NEW YORK -- Patrick Stewart's suave performance in the Chichester Festival Theatre production of "Macbeth," which opened Tuesday at the Lyceum Theatre on Broadway, can be scored a triumph, but it comes with a few provisos.
Hardly anyone ever gets this most tempting of Shakespearean roles right. By comparison, Hamlet, Othello and King Lear -- tough as they are to pull off -- are more amenable to partial successes. When actors fail in these parts, they tend to fail upward.
The Scottish play, on the other hand, can really be hellish for its leading man. Don't believe me? Ask Kelsey Grammer, Alec Baldwin, Christopher Plummer or any of the other big name Macbeths of the last couple of decades and you'll find out why theater people say the tragedy is cursed.
The play requires a kind of cinematic facility of its director, who must agilely negotiate between close-ups and special effects. Rupert Goold's staging may ride roughshod over the text's subtler psychology, yet it spectacularly captures the moral inversion of a society in which a celebrated military hero can rapidly transform into a fiendish butcher.
The production clocks in at just under three hours, but business is briskly transacted. The upside is that audience members aren't given many opportunities to check their watches; the downside is that there's not always sufficient space for the protagonist's moments of fleeting circumspection.
This is "Macbeth" as arty action movie, beautifully spoken by a cast that seems relatively at home in the modernist whirlwind Goold has conjured.

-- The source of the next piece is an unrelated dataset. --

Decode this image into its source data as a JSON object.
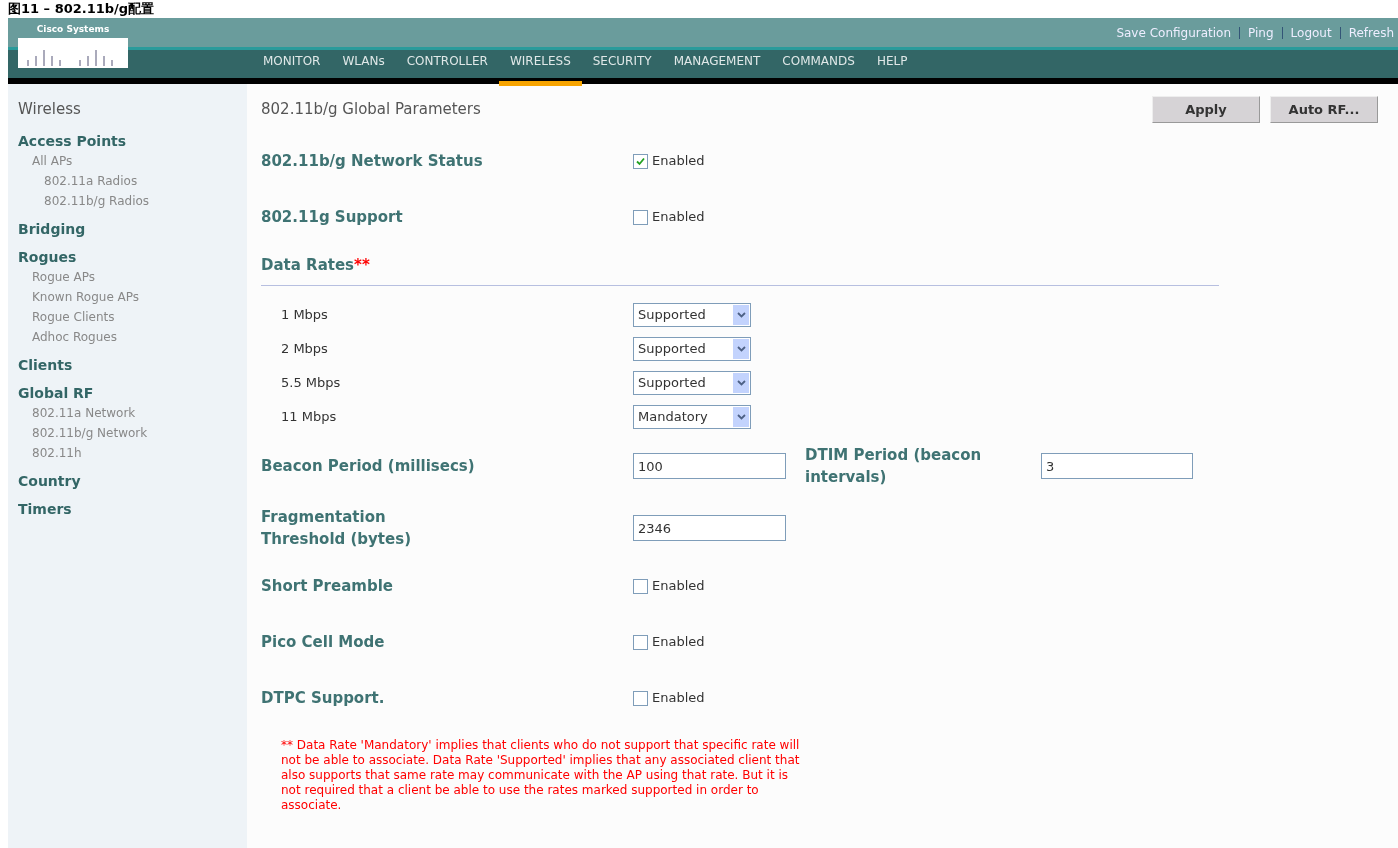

And Stewart, a veteran of Shakespeare as well as sci-fi blockbusters such as the "Star Trek" and "X-Men" franchises, looks like he was born for this sort of adventurous approach to the Bard of Avon.
The setting is a sleekly industrial kitchen. Tougher to pin down is the era, which suggests some crazy mishmash of Stalin's Russia and a timeless Great Britain (more England than Scotland, if the accents are any gauge).
Thankfully, the update doesn't make a mockery of the tale. The set (designed with diabolical flexibility by Anthony Ward, who's also responsible for the costumes) is liberally splattered with gore, as expected. But much of the violence is conveyed through Lorna Heavey's chillingly real video projections of wide-ranging military madness.